The quest of beauty, and the keen desire
To hold her captive and to gain her throne,
Long time had tilled me with a quenchless fire
To make her sweet perfections all mine own.
Long did I dream, by beauty's spell beguiled;
I saw the substance and satiety
Of all completeness, wholly reconciled
By nature's king, in nature's harmony:
I deemed that he who drinks the draught of song,
Sung by the woods and waves and hills untrod,
And sings in tune thereto, to him belong
The things of beauty, and of beauty's God.
The like is he who makes the marble live,
The poet, and the painter, and the child
Who loves the lowly daisies, and would grieve
To bruise one sylvan sister of the wild:
But when I knew the wonders I admired-
Are phantoms all, imperfect and unblest—
That beauty's self, that all my soul desired,
Evasive soars above my vain request In heaven's high palaces—I fain would wing
Thither my thoughtful flight, for I would know
Beauty's immortal harmony to sing,
And hear her rhythmic ocean throb and flow
In utterance all sweet-toned, and there partake
Of her sweet presence, and the breaths inhale
Of lotus, hourly culled for her sweet sake
With love's anemone, beneath the Pleiads pale.
The stars, the poetry of heaven, reveal
A wealth of beauty, wonderful beyond
The wings of earthly thought—and' yet I feel
The foolishness of him who would despond!

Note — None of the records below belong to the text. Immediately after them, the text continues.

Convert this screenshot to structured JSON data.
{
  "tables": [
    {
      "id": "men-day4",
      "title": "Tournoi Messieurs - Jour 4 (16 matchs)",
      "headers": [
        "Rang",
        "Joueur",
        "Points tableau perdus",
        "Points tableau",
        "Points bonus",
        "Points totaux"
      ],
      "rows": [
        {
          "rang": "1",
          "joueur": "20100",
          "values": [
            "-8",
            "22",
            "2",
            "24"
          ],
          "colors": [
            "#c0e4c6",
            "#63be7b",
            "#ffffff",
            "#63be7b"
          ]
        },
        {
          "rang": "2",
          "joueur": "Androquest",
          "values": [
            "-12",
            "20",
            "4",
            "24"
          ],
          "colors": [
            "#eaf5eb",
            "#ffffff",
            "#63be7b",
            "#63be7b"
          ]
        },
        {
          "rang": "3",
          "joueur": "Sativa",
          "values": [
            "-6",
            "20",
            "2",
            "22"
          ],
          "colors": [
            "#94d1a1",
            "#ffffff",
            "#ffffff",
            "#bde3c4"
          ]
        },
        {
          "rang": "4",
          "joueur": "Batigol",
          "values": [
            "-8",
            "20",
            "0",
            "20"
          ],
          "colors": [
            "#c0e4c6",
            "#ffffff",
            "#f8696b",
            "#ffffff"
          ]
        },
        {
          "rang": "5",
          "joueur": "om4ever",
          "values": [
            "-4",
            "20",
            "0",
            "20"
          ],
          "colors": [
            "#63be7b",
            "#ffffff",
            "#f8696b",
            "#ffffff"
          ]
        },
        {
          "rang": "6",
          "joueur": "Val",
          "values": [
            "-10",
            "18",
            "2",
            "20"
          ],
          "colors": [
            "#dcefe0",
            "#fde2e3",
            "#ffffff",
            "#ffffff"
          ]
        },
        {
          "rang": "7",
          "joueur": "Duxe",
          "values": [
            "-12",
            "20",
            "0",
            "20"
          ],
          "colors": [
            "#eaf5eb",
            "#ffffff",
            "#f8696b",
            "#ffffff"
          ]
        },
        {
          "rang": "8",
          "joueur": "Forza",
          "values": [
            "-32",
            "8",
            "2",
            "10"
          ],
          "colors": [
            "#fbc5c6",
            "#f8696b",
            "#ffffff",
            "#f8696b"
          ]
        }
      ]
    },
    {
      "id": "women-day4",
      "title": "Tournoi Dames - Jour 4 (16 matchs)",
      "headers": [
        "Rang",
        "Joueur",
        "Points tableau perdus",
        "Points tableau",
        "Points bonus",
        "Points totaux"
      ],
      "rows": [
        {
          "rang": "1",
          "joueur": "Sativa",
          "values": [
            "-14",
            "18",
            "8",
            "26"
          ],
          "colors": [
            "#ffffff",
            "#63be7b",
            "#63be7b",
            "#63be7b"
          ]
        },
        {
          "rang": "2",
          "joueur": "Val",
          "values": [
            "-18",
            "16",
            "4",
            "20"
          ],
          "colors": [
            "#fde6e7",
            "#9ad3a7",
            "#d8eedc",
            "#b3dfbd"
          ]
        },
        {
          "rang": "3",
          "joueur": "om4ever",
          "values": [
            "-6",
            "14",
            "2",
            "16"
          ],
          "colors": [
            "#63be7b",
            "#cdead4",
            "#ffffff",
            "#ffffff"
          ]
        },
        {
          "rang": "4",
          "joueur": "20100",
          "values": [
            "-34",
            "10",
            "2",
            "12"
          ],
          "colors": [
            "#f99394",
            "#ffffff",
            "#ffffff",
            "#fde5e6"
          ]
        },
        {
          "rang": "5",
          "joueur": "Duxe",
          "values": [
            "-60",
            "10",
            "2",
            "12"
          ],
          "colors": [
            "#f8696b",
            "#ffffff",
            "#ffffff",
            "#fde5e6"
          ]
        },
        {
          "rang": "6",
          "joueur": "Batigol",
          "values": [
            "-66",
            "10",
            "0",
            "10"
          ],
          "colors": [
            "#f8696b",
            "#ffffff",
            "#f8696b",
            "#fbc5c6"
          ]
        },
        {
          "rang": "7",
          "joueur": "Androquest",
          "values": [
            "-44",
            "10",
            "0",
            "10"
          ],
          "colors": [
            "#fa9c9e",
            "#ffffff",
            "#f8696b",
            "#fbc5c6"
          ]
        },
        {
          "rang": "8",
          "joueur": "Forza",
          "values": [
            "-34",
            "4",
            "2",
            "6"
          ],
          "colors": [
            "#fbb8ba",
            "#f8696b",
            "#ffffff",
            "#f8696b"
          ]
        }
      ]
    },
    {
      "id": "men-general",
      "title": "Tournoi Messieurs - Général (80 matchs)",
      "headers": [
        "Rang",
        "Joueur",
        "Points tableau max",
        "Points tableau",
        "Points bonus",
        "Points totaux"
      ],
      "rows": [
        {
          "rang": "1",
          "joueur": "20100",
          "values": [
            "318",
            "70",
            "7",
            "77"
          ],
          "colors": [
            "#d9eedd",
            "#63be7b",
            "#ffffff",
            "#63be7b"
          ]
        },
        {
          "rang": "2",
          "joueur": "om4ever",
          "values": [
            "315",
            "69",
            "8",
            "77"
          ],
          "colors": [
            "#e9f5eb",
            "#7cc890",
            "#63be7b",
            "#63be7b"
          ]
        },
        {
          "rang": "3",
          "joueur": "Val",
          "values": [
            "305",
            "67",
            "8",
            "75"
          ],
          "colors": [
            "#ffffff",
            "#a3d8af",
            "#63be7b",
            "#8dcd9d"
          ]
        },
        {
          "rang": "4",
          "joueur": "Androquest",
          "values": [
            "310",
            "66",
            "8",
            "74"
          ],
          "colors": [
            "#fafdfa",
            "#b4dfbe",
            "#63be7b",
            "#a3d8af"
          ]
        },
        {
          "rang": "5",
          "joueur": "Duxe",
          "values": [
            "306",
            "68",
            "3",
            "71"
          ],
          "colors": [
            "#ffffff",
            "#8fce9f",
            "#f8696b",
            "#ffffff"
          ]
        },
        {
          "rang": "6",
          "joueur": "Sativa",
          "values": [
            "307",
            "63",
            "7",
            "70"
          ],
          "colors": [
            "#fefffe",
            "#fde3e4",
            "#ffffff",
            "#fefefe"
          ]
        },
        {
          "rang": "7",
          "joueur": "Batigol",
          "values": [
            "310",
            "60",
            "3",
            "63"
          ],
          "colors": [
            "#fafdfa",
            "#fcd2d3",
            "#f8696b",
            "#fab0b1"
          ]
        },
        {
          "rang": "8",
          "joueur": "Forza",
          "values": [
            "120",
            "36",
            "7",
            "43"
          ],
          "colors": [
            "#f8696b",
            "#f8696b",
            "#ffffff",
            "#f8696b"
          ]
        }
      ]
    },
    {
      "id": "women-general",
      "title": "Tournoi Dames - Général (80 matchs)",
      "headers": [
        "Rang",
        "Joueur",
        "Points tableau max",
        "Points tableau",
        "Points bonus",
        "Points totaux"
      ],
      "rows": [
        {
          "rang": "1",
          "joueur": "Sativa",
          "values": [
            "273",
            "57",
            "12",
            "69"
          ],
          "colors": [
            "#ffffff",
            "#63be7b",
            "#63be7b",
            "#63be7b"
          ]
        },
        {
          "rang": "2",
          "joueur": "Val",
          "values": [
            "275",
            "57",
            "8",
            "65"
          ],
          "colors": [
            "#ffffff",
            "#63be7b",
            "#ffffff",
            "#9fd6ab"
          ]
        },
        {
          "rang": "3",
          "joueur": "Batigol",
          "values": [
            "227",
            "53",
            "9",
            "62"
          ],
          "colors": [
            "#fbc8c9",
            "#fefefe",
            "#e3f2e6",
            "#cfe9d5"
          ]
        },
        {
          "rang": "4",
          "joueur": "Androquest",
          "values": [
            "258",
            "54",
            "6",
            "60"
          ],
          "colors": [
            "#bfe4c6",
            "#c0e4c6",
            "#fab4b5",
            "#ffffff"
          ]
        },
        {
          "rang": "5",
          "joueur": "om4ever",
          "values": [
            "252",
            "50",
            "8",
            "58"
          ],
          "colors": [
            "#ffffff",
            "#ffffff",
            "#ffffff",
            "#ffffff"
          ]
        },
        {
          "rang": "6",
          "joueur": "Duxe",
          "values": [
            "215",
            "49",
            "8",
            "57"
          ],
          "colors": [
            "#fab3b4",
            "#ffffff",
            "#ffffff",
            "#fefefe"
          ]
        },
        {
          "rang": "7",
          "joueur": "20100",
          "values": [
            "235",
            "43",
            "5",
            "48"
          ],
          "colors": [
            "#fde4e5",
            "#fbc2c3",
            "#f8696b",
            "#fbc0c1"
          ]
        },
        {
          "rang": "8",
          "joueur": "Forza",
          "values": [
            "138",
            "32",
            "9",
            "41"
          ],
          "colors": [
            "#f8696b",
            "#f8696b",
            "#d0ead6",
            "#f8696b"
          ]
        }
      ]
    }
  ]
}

Are they not fashioned of the self -same Mind
That forms the roses? and the tale they tell
Is it not wafted on the odorous wind
From bird to joyful bird, from blade to bell?
Beauty of earth, or song of star sublime
Are echo or reflection incomplete
Of God's great thought upon the thought of time—
Perfection's unsubstantial counterfeit.
O fable false, and faithless, heartless dream!
O deep deception of a beauteous earth!
O base presentment of a glorious theme,
That in high heaven attains a glorious birth!
What can they teach me? They can lead me higher
To bow in praiseful wonderment apart
To Him, the source of every pure desire—
To beauty's Lord to lift my tuneful heart:
To heed His call, to take His impartation
Of life and truth, of love and loveliness,
To be a child of His divine creation,
To right the wrongful, and to stay distress:
And when I see the beautiful, to know
How glorious is His light, if this be but the glow.